“Money frees you from doing things you dislike. Since I dislike nearly everything, money is handy.” – Groucho Marx
Sometimes a business, over the years, builds up a very substantial investment or cash position, far and away above what is needed for operations. If so, that might be a situation where there has been a build-up in retained earnings (that is an increase in equity), meaning that the company retained a (substantial?) portion of its income above and beyond what would appear to be its operating needs, rather than distributing it to the owners in the form of increased compensation or dividend distributions. Depending on various factors, that may mean there were disguised marital savings. The company kept it rather than giving it directly to the marital estate.

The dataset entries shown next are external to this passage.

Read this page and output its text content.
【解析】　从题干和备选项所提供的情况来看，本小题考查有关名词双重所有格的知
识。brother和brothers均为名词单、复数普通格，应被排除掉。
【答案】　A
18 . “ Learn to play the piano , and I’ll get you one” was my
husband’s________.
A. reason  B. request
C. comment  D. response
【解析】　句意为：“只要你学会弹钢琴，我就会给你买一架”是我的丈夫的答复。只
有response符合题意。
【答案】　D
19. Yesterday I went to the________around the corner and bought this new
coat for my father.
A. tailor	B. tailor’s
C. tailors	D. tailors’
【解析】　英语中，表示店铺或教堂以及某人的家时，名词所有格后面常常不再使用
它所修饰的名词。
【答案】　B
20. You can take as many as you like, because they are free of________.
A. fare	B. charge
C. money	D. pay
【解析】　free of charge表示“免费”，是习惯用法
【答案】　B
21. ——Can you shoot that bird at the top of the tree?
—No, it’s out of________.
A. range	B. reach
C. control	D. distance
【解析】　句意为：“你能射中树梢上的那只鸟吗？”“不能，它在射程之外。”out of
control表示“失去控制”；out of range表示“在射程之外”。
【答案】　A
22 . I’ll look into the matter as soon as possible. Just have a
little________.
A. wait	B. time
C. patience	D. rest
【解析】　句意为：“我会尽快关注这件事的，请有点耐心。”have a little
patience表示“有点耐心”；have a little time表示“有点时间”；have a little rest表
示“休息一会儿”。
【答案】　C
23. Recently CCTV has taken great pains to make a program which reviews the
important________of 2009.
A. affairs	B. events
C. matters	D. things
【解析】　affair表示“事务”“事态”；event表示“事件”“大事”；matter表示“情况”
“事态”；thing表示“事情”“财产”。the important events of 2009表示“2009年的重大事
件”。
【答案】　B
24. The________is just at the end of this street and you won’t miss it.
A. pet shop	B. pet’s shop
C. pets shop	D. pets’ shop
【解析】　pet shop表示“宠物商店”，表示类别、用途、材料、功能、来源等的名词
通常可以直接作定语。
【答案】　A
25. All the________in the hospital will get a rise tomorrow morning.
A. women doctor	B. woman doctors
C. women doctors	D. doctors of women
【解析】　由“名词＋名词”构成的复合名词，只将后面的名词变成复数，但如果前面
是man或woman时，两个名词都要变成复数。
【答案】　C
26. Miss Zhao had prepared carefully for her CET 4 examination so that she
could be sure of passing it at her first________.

While a first blush reaction might be to the effect of “so what?”, when we recognize that marital savings is considered a component of lifestyle, you can see where “hiding” some of that lifestyle by not giving the family unit a chance to spend it, might effectively distort that family’s lifestyle. In addition, as a practical matter, since the non-business spouse generally gets less than 50% of the business, but generally 50% of the family savings, this is not only a lifestyle (and therefore support) issue, but also one that might have a significant bearing on equitable distribution.
Before assuming that every build-up in retained earnings/equity is a proxy for marital savings, recognize that this is generally a subjective area, and there can be solid business explanations for a build-up. Among the concerns we need to address before we can conclude a build-up was marital savings, are:
- Liquidity – a build-up in equity is not necessarily synonymous with a build-up in cash or investments. This argument generally doesn’t go very far when the build-up is not in liquid form, but rather for instance invested in plant and equipment;
- Ownership interest – this is kind of an easy one if the interest at issue is a 100% ownership interest, or at least greater than 50%. However, if it were a 10% interest, the argument would likely be much weaker. It is unlikely 10% had the ability to dictate whether the company was going to retain those earnings and when and if it was going to distribute them;
- Size of the company – as a general comment, a small company tends not to need much in terms of a build-up of funds; whereas a medium or large company may have need for same;
- History – not that this is determinative, but it might be relevant if the company has a history of distributing (whether by compensation or dividends) substantially all of its income and then changes that in the last few years;
- Growth – in general, all other things being equal, a growing company has a greater need to retain income to fuel that growth, than does a stagnant or shrinking company.
Kind of as a bonus, if the financial expert can make the case for such a build-up, that there is excess liquidity, non-operational assets, then in the typical income or even market driven approach to value, there will likely be additional value. Thus, not only is there a bump up in the martial standard of living, but also something extra on the value end, and an argument for a better carve-out for the non-business spouse.